Laicità politica del credente

Le sue riflessioni, le sue speranze, e le sue stesse “visioni” del futuro, non appartengono ad una stagione irrimediabilmente passata. Anzi. Per dimostrarlo può bastare un piccolo, ma prezioso contributo che egli portò il 4 febbraio 1979 al “Gruppo per il pluralismo e il dialogo” di Verona. Ha per titolo La laicità nella prassi politica del credente ed è rimasto finora inedito. L’argomento appare di grande attualità. La laicità, infatti, costituisce ancora oggi un problema non risolto, non solo in Italia, nel rapporto tra lo Stato e la Chiesa, e all’interno della stessa Chiesa cattolica.

Il tema dell’autonomia della sfera sociale e politica da quella religiosa e della libertà di coscienza nelle scelte temporali dei credenti, era stato affrontato e chiarito nel Concilio Vaticano II. Ma rimaneva molto “caldo”. Nel 1976, era iniziata l’esperienza della “Sinistra indipendente”, che aveva portato un gruppo significativo di cattolici ad essere eletti in Parlamento nelle file di partiti di sinistra, in particolare, del Partito Comunista Italiano. Ma ancora, da parte della gerarchia, di fatto si difendeva, con motivazioni varie, “l’unità politica dei cattolici” nella Dc.

L’induzione conoscitiva

Balducci, nella sua relazione, difende con chiarezza la possibilità che dall’unica fede scaturiscano opzioni politiche diverse. Le scelte temporali e, quindi, anche quelle politiche, non discendono infatti dalla fede, ma da una “induzione conoscitiva” della realtà che è una scelta laica: principio tuttora estremamente valido, di fronte agli integralismi religiosi e non, che emergono nella realtà di oggi. Ma è ancora più importante, per le posizioni che sostiene, il ragionamento con cui Balducci arriva ad esprimere quella posizione. Si tratta di un discorso serrato e coerente, condotto alla luce del Concilio Vaticano II. Questo ha modificato in radice i rapporti tra Chiesa e mondo, ristabilendo le finalità messianiche della Chiesa e facendone, pertanto, la responsabile in toto della storia e non solo dei valori dello spirito.

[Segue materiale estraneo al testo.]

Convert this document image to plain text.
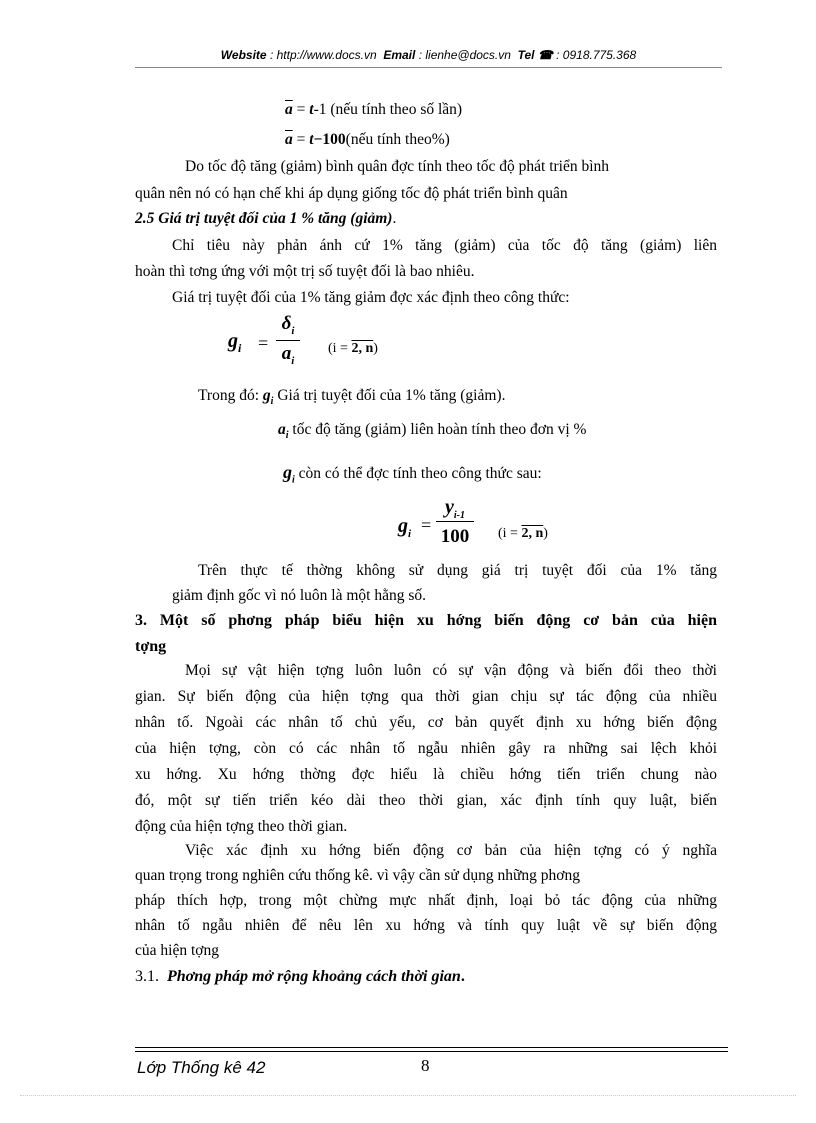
Website : http://www.docs.vn Email : lienhe@docs.vn Tel ☎ : 0918.775.368
$\overline{a} = t-1$ (nếu tính theo số lần)
$\overline{a}$ = t−100(nếu tính theo%)
Do tốc độ tăng (giảm) bình quân đợc tính theo tốc độ phát triển bình
quân nên nó có hạn chế khi áp dụng giống tốc độ phát triển bình quân
2.5 Giá trị tuyệt đối của 1 % tăng (giảm).
Chỉ tiêu này phản ánh cứ 1% tăng (giảm) của tốc độ tăng (giảm) liên
hoàn thì tơng ứng với một trị số tuyệt đối là bao nhiêu.
Giá trị tuyệt đối của 1% tăng giảm đợc xác định theo công thức:
$g_i$ =
$\delta_i$
$a_i$
(i = 2, n)
Trong đó: $g_i$ Giá trị tuyệt đối của 1% tăng (giảm).
$a_i$ tốc độ tăng (giảm) liên hoàn tính theo đơn vị %
$g_i$ còn có thể đợc tính theo công thức sau:
$g_i$ =
$y_{i-1}$
100	(i = 2, n)
Trên thực tế thờng không sử dụng giá trị tuyệt đối của 1% tăng
giảm định gốc vì nó luôn là một hằng số.
3. Một số phơng pháp biểu hiện xu hớng biến động cơ bản của hiện
tợng
Mọi sự vật hiện tợng luôn luôn có sự vận động và biến đổi theo thời
gian. Sự biến động của hiện tợng qua thời gian chịu sự tác động của nhiều
nhân tố. Ngoài các nhân tố chủ yếu, cơ bản quyết định xu hớng biến động
của hiện tợng, còn có các nhân tố ngẫu nhiên gây ra những sai lệch khỏi
xu hớng. Xu hớng thờng đợc hiểu là chiều hớng tiến triển chung nào
đó, một sự tiến triển kéo dài theo thời gian, xác định tính quy luật, biến
động của hiện tợng theo thời gian.
Việc xác định xu hớng biến động cơ bản của hiện tợng có ý nghĩa
quan trọng trong nghiên cứu thống kê. vì vậy cần sử dụng những phơng
pháp thích hợp, trong một chừng mực nhất định, loại bỏ tác động của những
nhân tố ngẫu nhiên để nêu lên xu hớng và tính quy luật về sự biến động
của hiện tợng
3.1. Phơng pháp mở rộng khoảng cách thời gian.
Lớp Thống kê 42	8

Alla luce del Concilio, quindi, risulta superata la concezione di “laicità” propria di Maritain, che pure ha avuto tanta importanza nell’epoca preconciliare. Quella concezione è infatti basata sulla distinzione tra ordine spirituale, affidato appunto alla Chiesa, e ordine temporale affidato ai laici. Questa “giustificazione” della laicità non è più sostenibile secondo Balducci. Infatti la distinzione tra temporale e spirituale non è fondata sulla Parola di Dio, ma è solo “ideologica”, in quanto prodotta dal dualismo tra materia e spirito proprio del cattolicesimo medievale, di cui il maritenismo costituisce l’ “aggiornamento” nell’epoca contemporanea.

Una Chiesa non clericale

Il Concilio, come si diceva, ha superato questo dualismo, facendo della Chiesa la responsabile dell’adempimento delle finalità messianiche della rivelazione, che non appartengono ad una dimensione solo “spirituale”. Esso inoltre ha abolito anche l’altro dualismo, quello tra gerarchia e fedeli, ricomponendo l’unità del popolo di Dio. A questo, nel suo insieme, è affidata la responsabilità di adempiere la consegna messianica che la Chiesa ha avuto. I ministeri ecclesiali hanno una loro specifica differenza, ma non danno vita nel loro insieme ad un ceto distinto nella Chiesa nella quale “tutti sono laici e tutti sono sacerdoti”. Balducci, in altri termini, propugna una “Chiesa non clericale”, intesa come segno e strumento del disegno di salvezza del mondo che Dio ha realizzato.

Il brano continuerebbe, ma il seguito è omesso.